Files not closing for batch jobs due to large number of events

Dear Experts,

I am trying to submit batch jobs to generate a dataset and store them in trees. But due to large number of events, the output toys are not closing although the batch jobs complete without any error message on the log files. For lesser number of events, there is no problem.

Here’s my working directory:
fit_validation.zip (18.1 KB)
The main script is generation_tree.C and the script for batch jobs is submit_generation.sh

Please have a look.

I guess @jonas can help.

Hi Sanjeeda,

Could you please be a bit more specific and highlight what exactly the problem is with a minimal reproducer, that can be copied from this thread and pasted inside the ROOT interpreter prompt or a simple program to experience the issue, if any, on our machines?

Best,
Danilo

Dear @Danilo,
Thank you for your response. Let me try to explain more clearly. I am trying to generate toy samples from my fit model. I want it to mimic the data so I need to have 1077935 events per toy. I am submitting batch jobs because I want to generate 1000 such toys. For simplicity you can simply run generation_tree.C+(1).

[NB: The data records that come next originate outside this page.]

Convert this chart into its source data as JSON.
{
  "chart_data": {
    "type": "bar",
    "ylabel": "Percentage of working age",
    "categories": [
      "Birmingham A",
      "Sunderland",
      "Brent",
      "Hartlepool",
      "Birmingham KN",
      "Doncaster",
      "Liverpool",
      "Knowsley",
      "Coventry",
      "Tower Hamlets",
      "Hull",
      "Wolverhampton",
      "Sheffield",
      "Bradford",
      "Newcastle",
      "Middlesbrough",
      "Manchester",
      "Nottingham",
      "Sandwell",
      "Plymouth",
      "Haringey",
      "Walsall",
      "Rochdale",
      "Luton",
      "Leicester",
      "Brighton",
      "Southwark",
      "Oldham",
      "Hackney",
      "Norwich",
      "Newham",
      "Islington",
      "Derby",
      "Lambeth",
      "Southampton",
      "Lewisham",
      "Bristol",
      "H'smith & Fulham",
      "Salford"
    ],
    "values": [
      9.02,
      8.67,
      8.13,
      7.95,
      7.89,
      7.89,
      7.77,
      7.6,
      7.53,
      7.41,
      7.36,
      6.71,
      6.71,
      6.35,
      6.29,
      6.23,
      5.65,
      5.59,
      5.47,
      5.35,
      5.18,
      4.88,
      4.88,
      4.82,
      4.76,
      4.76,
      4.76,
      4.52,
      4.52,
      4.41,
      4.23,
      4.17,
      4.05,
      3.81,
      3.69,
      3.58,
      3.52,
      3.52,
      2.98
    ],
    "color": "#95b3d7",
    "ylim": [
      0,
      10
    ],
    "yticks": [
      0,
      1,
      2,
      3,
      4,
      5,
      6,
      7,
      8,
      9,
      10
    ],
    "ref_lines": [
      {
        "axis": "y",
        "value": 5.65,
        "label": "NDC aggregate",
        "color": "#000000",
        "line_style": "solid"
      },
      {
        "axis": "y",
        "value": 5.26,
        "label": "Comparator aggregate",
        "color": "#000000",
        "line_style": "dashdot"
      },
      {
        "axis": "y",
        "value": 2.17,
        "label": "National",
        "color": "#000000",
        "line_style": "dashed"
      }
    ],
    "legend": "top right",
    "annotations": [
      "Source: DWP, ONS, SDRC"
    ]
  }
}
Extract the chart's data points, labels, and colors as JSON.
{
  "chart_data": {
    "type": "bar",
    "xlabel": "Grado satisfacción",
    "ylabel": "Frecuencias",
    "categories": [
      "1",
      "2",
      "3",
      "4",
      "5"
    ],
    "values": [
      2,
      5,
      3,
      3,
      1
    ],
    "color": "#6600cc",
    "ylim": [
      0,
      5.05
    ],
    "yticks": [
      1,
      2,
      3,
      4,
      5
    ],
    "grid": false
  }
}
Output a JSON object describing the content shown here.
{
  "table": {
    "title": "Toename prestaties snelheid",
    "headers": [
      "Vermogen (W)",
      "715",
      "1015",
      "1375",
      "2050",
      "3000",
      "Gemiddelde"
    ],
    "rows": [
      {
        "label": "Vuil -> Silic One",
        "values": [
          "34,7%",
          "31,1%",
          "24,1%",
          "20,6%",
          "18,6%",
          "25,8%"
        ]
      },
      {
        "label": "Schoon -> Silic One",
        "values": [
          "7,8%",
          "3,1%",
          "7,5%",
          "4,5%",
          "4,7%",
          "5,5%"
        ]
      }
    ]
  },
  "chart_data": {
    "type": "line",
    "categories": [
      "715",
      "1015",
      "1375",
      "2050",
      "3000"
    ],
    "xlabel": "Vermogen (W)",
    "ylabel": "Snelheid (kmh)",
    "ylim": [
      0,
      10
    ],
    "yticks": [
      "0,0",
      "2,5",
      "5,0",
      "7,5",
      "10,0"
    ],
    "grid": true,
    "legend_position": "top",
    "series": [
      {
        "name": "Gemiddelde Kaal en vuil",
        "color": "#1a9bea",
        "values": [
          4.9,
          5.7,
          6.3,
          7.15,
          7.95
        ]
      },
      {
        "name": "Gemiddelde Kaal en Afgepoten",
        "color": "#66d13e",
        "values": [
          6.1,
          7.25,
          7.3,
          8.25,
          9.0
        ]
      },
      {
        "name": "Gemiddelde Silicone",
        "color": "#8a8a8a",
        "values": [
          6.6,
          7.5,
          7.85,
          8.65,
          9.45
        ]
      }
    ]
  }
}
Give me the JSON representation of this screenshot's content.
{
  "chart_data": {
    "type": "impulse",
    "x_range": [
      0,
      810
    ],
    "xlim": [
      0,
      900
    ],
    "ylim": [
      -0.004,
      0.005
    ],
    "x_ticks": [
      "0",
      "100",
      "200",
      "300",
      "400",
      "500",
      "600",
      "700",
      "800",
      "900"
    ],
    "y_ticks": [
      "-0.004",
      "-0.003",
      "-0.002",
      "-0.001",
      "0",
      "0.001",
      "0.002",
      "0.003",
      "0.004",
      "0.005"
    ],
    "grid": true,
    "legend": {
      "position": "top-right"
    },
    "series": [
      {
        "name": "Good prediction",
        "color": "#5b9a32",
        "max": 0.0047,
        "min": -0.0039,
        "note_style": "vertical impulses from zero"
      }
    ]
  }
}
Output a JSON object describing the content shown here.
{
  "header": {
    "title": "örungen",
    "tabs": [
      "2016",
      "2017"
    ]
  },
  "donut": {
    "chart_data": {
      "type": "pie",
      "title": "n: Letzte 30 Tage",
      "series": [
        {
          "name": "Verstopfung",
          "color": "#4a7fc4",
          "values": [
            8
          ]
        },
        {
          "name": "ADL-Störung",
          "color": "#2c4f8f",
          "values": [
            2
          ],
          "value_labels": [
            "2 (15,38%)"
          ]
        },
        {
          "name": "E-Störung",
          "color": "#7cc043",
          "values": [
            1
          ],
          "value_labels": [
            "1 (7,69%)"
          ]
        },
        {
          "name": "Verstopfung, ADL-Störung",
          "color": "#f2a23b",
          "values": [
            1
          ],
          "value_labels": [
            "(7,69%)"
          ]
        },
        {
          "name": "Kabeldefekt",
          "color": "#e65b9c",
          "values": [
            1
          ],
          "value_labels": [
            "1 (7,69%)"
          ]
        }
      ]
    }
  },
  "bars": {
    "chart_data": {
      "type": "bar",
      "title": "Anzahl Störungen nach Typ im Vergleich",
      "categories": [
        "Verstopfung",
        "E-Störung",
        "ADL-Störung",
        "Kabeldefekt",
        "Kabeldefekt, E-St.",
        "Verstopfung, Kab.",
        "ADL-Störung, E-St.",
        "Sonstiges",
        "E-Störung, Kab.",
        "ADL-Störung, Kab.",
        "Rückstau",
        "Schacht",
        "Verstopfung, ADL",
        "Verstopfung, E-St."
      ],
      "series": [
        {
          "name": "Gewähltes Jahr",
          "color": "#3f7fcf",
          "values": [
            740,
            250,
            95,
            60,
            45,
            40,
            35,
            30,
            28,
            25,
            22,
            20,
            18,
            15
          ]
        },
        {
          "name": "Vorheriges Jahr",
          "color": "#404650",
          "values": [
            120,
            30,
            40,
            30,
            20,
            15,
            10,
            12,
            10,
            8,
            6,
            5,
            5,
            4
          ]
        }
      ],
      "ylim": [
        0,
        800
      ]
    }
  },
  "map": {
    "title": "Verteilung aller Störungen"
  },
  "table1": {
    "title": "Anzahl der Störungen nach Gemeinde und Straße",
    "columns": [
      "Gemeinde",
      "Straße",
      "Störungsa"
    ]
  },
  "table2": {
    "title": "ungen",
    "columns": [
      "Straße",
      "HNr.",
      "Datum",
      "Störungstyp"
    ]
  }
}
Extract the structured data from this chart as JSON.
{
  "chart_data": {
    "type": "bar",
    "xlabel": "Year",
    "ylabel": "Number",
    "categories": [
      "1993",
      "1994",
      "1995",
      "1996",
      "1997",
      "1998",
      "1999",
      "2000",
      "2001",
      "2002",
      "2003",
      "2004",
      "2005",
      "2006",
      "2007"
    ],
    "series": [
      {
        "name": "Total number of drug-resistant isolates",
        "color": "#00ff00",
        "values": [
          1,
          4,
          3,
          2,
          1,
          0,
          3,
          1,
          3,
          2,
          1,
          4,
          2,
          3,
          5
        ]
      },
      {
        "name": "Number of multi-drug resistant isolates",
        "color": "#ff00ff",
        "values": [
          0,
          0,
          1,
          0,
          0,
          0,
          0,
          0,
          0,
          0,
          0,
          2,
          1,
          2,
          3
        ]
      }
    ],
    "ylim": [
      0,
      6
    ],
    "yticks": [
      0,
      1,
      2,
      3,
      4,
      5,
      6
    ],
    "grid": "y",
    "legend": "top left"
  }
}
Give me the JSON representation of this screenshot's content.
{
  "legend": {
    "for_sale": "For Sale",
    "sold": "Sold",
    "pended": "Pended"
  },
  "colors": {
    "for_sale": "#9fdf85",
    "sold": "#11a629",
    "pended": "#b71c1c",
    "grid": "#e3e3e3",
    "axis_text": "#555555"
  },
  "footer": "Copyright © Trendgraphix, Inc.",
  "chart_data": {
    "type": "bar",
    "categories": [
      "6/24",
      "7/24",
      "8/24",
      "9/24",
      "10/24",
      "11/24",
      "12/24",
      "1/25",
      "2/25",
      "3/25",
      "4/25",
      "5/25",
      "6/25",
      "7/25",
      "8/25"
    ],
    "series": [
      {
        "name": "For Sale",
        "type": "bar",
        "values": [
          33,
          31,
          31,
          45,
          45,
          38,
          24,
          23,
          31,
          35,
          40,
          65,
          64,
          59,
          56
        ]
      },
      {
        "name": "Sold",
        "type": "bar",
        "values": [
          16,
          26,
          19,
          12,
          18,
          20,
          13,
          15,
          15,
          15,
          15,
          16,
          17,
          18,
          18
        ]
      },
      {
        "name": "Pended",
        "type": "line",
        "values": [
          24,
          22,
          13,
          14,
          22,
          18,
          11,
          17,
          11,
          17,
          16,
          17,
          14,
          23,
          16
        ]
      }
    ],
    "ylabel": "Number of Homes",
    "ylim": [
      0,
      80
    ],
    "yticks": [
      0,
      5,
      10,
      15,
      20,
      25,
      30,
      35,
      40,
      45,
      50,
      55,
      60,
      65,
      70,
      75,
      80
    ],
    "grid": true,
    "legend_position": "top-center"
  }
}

The problem is that the root files that are produced do not close and when I try to open the root file, I get the message:

Attaching file toy_1.root as _file0…
Warning in TFile::Init: file toy_1.root probably not closed, trying to recover
Warning in TFile::Init: no keys recovered, file has been made a Zombie
(TFile *) nullptr

I think this is happening due to the large number of events that are generated per toy because if I generate 10000 events, I get proper root files. Is there a way to get the root files even with 1077935 events in each toy?

Please let me know if it is still not clear.

Hi,

Thanks for the clarification. In principle ROOT has no such limitation. I would like to reproduce the issue on my machine: do you have a standalone macro/program to do so?

Cheers,
D

Dear @ Danillo,

Ye, you can simply download the working directory and in that, folder there is a macro generation_tree.C. You can simply run generation_tree.C+(1). THis should give you a root file named toy_1.root.

Hello,

Thanks a lot: indeed it was also in your first post and it was straightforward to run.
I do not stumble in the limitation you described running on a local computer: do you?

The warning message

Warning in TFile::Init: file toy_1.root probably not closed, trying to recover

is typically prompted when truncated files are opened - in those cases, a recovery procedure is triggered automatically to read back the available keys, however, in your case

Warning in TFile::Init: no keys recovered, file has been made a Zombie

Can you verify via the logs of the batch system you submitted the jobs to whether something happened with the job associated to the production of toy_1.root, e.g. if a limit such as RSS, duration, VSIZE was hit and the process was killed by the batch system abruptly?

I hope the questions above are of help in the debugging…

Best,
Danilo

Thanks. How much time does it take for you to finish running root-l generation_tree.C+(1)?
Yes, i have checked the log files and the last messages are shown below, so I think It stops abruptly at line: 858444

@Danilo, which version of root are you using? This is probably not working with 6.24. but working with 6.28

Hi,

I tested with 6.30.04.

Cheers,
Danilo

Then could it be a version issue, it is working with 6.28 and 6.30 but not for 6.24?

Hi,

It could very well be. The last release of the 6.24 branch, 6.24/08 dates October 2022. A lot was improved since then.

Best,
Danilo

This topic was automatically closed 14 days after the last reply. New replies are no longer allowed.